Why screams are scary

Science Friday
The Scream

Leave it to a group of new parents to be inspired to study the effects of screaming on the human brain.

David Poeppel, a professor of psychology and neuroscience at New York University and director of the Max Planck Institute's Department of Neuroscience in Frankfurt, Germany, normally studies speech and communication. Recently, however, he found himself sharing a laboratory with a group of new parents in New York.

“[They were] in the middle of either having babies, just had babies, or obsessing about how their brains are being hijacked by the screams in their lives,” Poeppel says.

Poeppel and his colleagues know, as people in every culture instinctually know, that screams have a disturbing effect on the human brain. What they didn’t know was why screaming, as opposed to loud singing, or loud laughter, causes humans to feel frightened or alarmed.

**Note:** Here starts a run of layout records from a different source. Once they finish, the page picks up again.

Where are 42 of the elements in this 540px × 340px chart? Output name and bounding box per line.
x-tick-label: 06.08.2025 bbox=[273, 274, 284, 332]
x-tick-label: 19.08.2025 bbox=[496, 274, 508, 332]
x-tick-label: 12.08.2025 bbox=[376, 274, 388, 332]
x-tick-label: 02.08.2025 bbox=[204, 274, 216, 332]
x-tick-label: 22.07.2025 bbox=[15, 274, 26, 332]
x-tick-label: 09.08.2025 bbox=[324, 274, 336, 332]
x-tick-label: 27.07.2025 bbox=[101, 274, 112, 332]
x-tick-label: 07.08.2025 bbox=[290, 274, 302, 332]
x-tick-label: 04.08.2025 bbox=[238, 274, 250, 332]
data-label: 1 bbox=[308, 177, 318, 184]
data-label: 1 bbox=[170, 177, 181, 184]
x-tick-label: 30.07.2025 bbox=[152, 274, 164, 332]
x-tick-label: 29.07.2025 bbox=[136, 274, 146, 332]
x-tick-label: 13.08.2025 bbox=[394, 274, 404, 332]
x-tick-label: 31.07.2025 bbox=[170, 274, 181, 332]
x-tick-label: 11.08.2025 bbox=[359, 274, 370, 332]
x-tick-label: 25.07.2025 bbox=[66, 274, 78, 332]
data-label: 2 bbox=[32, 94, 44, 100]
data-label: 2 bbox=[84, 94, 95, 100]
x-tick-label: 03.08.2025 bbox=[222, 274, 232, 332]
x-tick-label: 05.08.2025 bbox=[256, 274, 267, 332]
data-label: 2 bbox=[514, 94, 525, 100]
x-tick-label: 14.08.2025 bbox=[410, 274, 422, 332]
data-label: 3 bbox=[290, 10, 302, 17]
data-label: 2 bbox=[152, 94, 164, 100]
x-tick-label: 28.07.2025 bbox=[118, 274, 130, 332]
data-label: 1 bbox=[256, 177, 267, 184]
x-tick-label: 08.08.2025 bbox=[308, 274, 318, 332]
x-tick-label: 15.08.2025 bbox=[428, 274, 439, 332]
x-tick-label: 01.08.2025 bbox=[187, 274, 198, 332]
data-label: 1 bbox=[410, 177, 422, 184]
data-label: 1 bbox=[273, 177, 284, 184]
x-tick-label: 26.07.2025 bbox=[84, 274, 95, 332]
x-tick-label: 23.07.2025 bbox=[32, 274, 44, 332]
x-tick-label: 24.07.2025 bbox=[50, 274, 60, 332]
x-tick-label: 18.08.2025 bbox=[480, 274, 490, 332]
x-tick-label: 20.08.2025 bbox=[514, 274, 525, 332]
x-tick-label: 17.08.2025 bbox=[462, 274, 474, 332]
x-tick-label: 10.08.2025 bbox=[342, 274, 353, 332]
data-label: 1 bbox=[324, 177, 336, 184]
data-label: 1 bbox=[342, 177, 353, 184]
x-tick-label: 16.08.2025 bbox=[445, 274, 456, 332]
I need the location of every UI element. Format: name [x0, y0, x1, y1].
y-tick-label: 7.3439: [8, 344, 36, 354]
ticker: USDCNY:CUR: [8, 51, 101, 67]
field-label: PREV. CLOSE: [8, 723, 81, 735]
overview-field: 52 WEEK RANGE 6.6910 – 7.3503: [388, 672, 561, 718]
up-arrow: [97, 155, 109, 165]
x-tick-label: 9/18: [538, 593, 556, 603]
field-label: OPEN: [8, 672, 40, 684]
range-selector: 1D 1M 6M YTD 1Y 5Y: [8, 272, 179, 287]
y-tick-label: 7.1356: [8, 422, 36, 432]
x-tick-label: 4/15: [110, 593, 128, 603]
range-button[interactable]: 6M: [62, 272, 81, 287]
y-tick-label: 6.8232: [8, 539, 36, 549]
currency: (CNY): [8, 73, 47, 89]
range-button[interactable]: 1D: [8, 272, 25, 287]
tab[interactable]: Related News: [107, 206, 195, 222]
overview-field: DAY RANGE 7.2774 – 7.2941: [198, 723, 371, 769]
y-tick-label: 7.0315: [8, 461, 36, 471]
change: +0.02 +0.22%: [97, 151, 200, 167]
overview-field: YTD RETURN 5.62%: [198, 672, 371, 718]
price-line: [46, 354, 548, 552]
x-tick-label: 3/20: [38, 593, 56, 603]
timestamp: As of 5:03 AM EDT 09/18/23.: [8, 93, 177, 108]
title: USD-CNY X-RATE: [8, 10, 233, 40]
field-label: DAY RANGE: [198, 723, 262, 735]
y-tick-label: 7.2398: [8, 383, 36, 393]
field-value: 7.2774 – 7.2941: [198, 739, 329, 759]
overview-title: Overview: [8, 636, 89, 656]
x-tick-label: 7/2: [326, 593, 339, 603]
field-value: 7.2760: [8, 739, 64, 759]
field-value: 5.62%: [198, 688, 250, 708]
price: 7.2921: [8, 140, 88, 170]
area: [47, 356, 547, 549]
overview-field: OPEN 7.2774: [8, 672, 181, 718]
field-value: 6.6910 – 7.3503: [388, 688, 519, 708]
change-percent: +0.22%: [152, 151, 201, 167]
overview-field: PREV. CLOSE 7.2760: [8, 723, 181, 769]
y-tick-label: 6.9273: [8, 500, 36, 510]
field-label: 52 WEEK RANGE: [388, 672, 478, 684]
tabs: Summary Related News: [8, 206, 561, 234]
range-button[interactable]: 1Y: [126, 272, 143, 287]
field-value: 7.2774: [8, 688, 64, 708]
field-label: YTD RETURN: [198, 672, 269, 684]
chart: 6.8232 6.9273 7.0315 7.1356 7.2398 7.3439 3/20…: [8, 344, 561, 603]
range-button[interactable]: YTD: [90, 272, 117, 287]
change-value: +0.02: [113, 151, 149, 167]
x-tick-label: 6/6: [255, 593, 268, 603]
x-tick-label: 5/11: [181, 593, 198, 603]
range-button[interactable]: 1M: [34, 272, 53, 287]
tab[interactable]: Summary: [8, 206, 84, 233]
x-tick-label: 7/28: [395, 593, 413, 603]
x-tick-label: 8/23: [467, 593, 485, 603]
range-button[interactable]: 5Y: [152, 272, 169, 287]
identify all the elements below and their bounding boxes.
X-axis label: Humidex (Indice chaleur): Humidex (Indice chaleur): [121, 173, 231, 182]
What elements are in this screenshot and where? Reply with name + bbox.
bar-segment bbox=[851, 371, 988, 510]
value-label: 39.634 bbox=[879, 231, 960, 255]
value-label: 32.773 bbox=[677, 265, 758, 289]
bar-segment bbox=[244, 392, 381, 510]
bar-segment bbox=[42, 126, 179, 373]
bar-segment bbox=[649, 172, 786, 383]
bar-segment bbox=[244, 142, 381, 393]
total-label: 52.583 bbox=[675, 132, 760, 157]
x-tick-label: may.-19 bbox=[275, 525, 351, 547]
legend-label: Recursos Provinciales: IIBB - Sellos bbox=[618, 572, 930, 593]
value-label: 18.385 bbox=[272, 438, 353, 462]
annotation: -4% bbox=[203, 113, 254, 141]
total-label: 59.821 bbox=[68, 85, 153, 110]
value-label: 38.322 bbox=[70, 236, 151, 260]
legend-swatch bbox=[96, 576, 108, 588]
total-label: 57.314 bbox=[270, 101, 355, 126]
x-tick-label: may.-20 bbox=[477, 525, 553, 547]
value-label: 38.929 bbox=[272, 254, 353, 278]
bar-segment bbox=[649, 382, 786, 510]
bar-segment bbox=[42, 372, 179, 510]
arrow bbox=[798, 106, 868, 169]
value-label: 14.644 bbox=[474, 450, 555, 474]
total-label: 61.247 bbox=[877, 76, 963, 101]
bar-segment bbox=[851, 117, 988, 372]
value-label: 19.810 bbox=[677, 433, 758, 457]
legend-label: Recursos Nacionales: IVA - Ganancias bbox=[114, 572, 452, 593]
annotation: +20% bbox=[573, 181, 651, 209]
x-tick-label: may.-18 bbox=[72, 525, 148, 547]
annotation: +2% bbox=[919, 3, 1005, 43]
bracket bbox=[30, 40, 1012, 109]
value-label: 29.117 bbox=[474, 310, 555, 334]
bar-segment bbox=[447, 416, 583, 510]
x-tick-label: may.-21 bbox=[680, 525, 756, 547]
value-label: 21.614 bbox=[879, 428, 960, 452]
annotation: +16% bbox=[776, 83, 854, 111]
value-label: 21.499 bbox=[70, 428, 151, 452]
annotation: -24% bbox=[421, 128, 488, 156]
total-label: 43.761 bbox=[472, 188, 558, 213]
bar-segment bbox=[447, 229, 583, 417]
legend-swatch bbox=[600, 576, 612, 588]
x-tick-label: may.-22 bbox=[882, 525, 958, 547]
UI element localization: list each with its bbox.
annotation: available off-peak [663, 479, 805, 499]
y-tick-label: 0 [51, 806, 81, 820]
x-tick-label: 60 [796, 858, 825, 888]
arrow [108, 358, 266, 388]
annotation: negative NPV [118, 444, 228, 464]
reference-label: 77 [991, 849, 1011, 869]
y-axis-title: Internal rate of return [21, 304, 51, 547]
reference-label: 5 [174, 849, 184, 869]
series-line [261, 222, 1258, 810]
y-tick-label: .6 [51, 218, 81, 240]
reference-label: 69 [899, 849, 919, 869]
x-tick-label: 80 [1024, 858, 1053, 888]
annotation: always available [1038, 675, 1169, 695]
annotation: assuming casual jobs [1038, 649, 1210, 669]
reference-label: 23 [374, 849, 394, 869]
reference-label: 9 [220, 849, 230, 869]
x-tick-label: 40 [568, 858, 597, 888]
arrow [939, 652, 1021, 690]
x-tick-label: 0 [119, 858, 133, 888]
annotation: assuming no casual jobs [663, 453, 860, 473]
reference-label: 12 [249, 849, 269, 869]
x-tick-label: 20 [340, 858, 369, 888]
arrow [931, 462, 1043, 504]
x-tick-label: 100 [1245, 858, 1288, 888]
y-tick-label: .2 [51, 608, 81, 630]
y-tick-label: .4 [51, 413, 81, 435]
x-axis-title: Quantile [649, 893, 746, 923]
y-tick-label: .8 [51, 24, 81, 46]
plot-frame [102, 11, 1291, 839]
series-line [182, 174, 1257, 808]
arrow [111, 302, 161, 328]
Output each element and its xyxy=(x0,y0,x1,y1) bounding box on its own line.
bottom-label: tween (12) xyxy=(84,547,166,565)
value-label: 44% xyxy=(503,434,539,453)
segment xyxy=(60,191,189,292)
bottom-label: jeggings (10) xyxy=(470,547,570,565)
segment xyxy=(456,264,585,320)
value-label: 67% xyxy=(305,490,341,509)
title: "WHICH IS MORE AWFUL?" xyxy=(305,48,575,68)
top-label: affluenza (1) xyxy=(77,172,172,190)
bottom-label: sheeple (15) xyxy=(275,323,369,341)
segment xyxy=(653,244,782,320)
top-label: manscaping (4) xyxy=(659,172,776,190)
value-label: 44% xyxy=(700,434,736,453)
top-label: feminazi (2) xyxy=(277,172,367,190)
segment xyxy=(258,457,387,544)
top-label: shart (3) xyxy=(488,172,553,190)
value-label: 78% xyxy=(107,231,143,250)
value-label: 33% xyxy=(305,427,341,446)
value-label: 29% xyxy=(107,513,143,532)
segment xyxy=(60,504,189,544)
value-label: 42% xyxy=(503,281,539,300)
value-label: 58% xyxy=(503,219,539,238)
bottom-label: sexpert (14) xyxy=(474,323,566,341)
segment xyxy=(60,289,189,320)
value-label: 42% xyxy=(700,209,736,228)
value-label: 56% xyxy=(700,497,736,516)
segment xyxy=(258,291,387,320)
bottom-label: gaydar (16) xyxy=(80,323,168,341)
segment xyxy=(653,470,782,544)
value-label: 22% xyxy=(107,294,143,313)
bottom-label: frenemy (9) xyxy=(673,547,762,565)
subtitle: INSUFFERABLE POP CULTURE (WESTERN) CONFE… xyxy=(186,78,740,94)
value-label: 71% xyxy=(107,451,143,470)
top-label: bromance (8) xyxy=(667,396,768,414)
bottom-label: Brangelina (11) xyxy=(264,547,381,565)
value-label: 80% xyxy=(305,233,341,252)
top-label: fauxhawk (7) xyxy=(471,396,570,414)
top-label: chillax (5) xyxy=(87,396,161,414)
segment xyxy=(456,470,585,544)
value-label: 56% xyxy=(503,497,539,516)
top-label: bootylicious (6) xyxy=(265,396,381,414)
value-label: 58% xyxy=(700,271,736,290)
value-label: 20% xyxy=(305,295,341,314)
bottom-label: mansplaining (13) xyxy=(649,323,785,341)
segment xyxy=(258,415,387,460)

In order to figure out how screams work, the scientists began collecting screams. First they looked online, downloading screams from movies.

“Then we had people come into the lab and scared the hell out of them and recorded screams in the sound booth. This was done in the NYU community, and there are some surprisingly good screamers. Just bloodcurdling, scary stuff,” Poeppel says.

After they had amassed a database of screams, Poeppel and his colleagues applied acoustic analysis to the recordings. They ranked the screams on a scale, according to what people thought was most frightening.

What they found was that, when it comes to the frightening quality of a scream, everything depends on an attribute known as “roughness.”

“Roughness means that the sound is modulated in its loudness, or its amplitude, very rapidly. Unlike speech, which of course also has louder and softer parts as we're having this conversation, those modulations are pretty short. Screams are modulated very rapidly, between 30 to 150 times per second, and it's that feature of rapid modulation that gives us the feeling of what's technically called roughness,” Poeppel says.

In other words, the more a particular scream contains the attribute of “roughness” or rapid modulation, the more it is perceived to be frightening.

The researchers also studied brain images to learn which parts of the brain were activated by different screams. They found that the more roughness modulation a scream contains, the more it activates the fear circuitry in the brain.

“It's a very effective stimulus to elicit a response and to get you to act,” Poeppel says.

The study, which was published last month in the journal Current Biology, only researched adult human screams, not baby screams. Poeppel, however, says he thinks the principle of roughness would apply to children’s screams as well.

“I think there are some screams that you hear from your own kids that you say well, you know, ‘Kid’s hungry again.’ There are some screams, and I suspect those are the ones with a high degree of roughness, that really make you jump up and run.”

This story first aired as an interivew on Science Friday with Ira Flatow.